01 novembre 2010

1983

1983, c'est l'année où j'ai eu l'âge de raison selon ce qu'en disaient les grands chercheurs a psychologie infantile. Peu importe ce qu'ils en pensaient, moi ce qui m'importait, c'était le mariage que j'allais célébrer entre Ken et Barbie. C'était d'être capable de sauter à deux cordes à danser en même temps. C'était de réussir à épeler tous les mots de ma clé de mots sans trop faire de fautes.

Du haut de mes sept ans bien comptés, je connaissais par coeur toutes les chansons de Nathalie Simard, je lisais des Martine en rafale et je rêvais du jour où enfin je pourrais avoir mon K-Way à moi.

1983, c'est aussi l'année où j'ai appris à faire des fleurs avec des Kleenex. C'est l'année où j'ai un dentier incomplet sur ma photo de classe. C'est cette année-là où j'ai goûté à un kiwi pour la première fois de ma vie.

La vie était simple et facile. Même si j'avais voulu, il n'y avait rien avec lequel je pouvais me casser le bicycle.

Mais hier, j'ai eu un choc en lisant le dernier Châtelaine spécial 50 ans. Derrière la porte de ma maison, tout n'était pas si rose. 1983, c'est l'année où un conjoint peut être inculpé d'agression sexuelle contre sa conjointe. Ce qui veut dire qu'avant l'entrée en vigueur de cette loi, un mari pouvait violer sans problème son épouse sans être puni par la justice! Trois ans plus tard, le Québec met en place une politique d'intervention en matière de violence conjuguale.

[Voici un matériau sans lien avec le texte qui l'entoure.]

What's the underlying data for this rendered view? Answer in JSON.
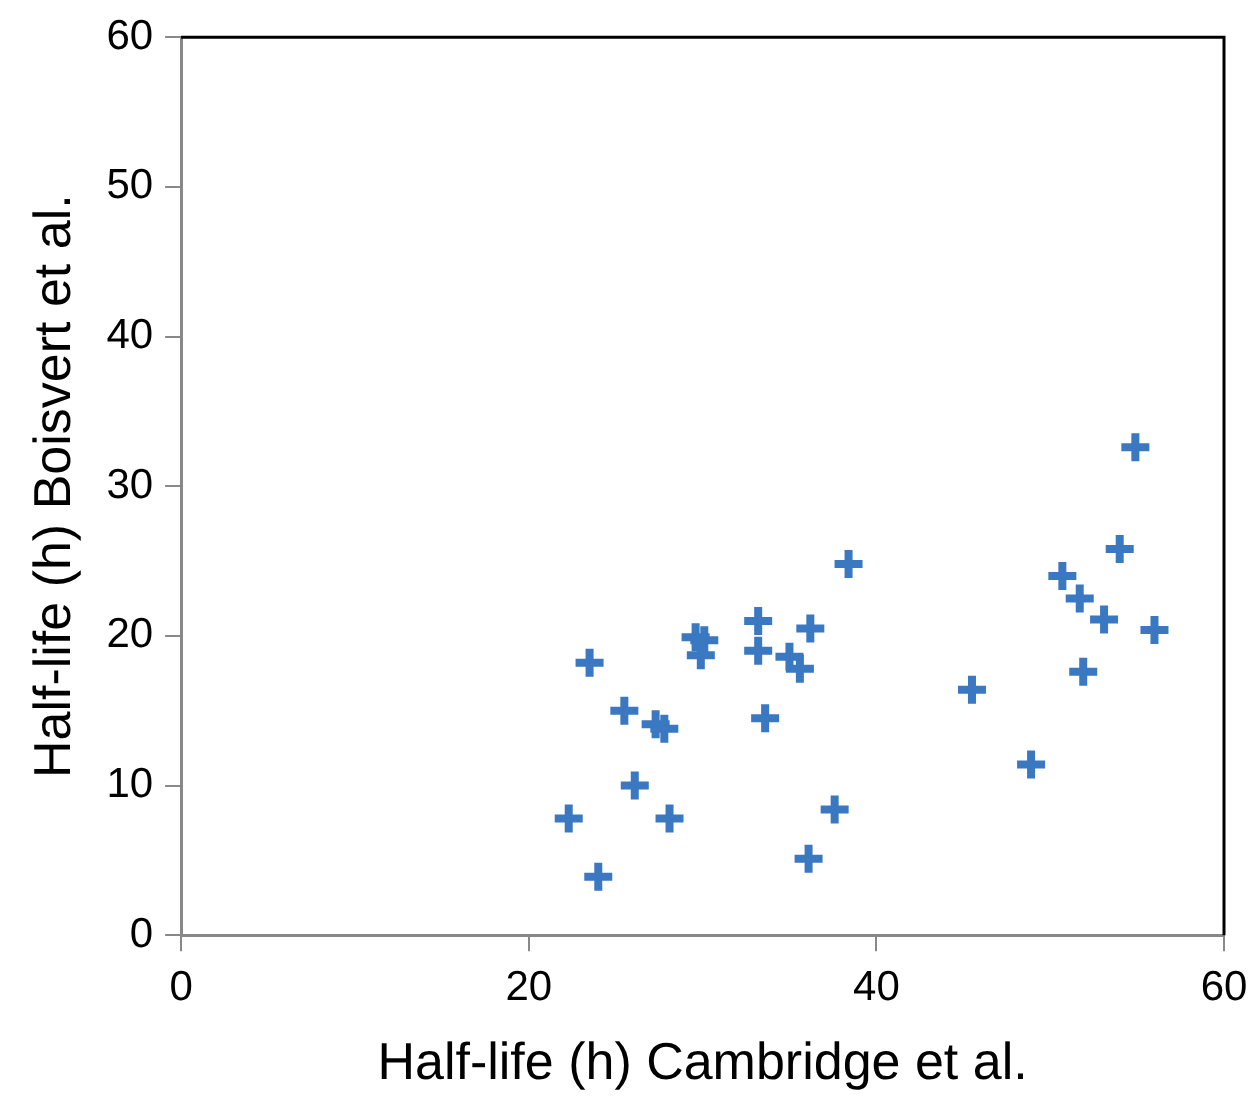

Ça m'a rappelé une histoire que m'avait raconté la mère d'une amie. En 1974, elle se sépare du père de sa fille qui lève la main un peu trop souvent sur elles. Pour obtenir la garde légale de son bébé, cette mère a dû être suivie pendant un an de temps par une travailleuse sociale qui devait établir si elle avait les capacités requises pour voir au bien-être de sa progéniture. Ensuite, elle a dû l'adopter en bonne et due forme! Sa propre fille!

N'importe quoi.

Ce ne sont pas des histoires qui remontent à quatre siècles. Non. C'était hier.

J'écris ces mots et mes trois filles sont ensemble au salon. Filou berce Sam. Max gosse sur l'ordi. Il y a Aurélie Laflamme dans le DVD. Pis, il y a de l'insouciance plein le salon.

Comme moi en 1983. Quand je pensais que le pire drame qui pouvait survenir dans la vie d'une femme, c'était de ne pas trouver de robe de mariée parfaite. Pas que c'était parfaitement légal pour un mari de violer son épouse.

Je regarde mes poulettes et je suis heureuse de leur avoir donné la vie en ce siècle où tout sera possible pour elles. Où elles n'auront pas à se battre pour choisir un autre métier que celui de garde-malade ou de maîtresse d'école (dans les années 60, trois travailleuses sur cinq étaient enseignantes ou infirmières). Qu'elles pourront vivre sans crainte d'être jetées en prison si elles avortent (l'avortement est décriminalisé en 1988). Qu'elles pourront donner naissance où et avec qui elles voudront (la pratique sage-femme est officiellement reconnue par l'état en 1999 et il est permis d'accoucher à domicile depuis 2006). Où elles pourront bosser avec succès à l'extérieur du domicile familial (en 1973, sept femmes sur dix restaient à la maison). Où elles pourront aller jogger sans craindre de se faire violer au coin de la rue (à la fin des années 70, une femme sur trois admise aux urgences des hôpitaux avait été battue ou violée).

Oui, il reste encore du pain sur la planche. Tout n'est pas terminé. Trop nombreux sont les enfants qui grandissent dans un environnement pauvre, au sein d'une famille monoparentale (trois enfants sur dix). Il manque d'oestrogène au sein de la magistrature (16% des juges sont des femmes). La Loi sur l'équité salariale connaît des ratés. Il faut améliorer grandement la conciliation travail-famille.

Mais je regarde ma tribu toute rose et je me dis qu'elles ont bien le droit d'être insouciantes. Parce que le monde change en 25 ans. Et quand je serai grand-mère, j'ai espoir que l'égalité, la vraie, sera parmi nous.

1 commentaire:

Valérie a dit...

Wow !! C'est vrai que le monde change en 25 ans. Ma mère a malheureusement connu beaucoup de ces injustices. Je suis heureuse d'avoir eu mes enfants dans une époque un peu plus égalitaire. En espérant que ça continue sur cette lancée, car disons-le, tout n'est pas encore acquis.